83(b) Election

  

You're the hired gun brought in by desperate private equity investors to save a dying company. You make a modest cash salary but are granted 2% ownership in the company by virtue of a giant stock grant, paid to you in the form of what are called RSUs, or Restricted Stock Units. At the time you joined the company, it was valued at $1 billion, so your 2% equity ownership is worth $20 million, notionally. Normally, you'd be required to pay tax on that grant the day it was given to you, so...you'd be given $20 million in unsellable-for-now stock and owe some $6-7 million in taxes payable in cash to the IRS, thankyouverymuch.
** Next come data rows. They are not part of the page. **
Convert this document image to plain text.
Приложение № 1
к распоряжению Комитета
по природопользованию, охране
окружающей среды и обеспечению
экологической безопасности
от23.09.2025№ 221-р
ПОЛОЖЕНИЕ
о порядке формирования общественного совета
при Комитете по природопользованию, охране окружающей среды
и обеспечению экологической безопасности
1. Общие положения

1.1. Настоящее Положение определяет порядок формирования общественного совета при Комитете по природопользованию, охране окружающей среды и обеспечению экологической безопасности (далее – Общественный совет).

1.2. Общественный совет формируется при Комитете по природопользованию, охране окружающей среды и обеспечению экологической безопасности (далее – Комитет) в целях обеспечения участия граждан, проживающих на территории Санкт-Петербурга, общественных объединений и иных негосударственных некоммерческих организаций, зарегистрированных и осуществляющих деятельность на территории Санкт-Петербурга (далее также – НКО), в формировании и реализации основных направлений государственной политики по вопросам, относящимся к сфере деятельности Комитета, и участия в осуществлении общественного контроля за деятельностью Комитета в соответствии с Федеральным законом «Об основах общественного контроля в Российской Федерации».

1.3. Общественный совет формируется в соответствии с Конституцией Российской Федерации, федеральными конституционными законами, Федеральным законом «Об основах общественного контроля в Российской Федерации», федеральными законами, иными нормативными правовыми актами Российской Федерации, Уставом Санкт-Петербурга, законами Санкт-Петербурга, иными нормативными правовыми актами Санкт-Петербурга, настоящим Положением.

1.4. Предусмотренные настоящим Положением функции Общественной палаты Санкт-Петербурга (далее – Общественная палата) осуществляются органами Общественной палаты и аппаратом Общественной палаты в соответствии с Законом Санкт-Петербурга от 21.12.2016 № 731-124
But, in fact, your shares were granted to you with a string attached. You only own them, or "vest into them," at the rate of 1/4 per year.

So why should you owe taxes on all $20 million worth when you only get $5 million worth of notional stock value each year? Right. You don't. So you deploy your 83b election (yeah, it took us a while to get there), and you pay taxes on only the portion into which you have vested. Essentially, you get to dine free for a year, as far as taxes on that big stock grant go. If the company is really going to go bankrupt, after 363 days you can hand the keys and your CEO cowgirl keys back to the private equity company that bought the whoopee cushion maker in the first case, and after making the whoopee noise, say, "I tried. Sorry."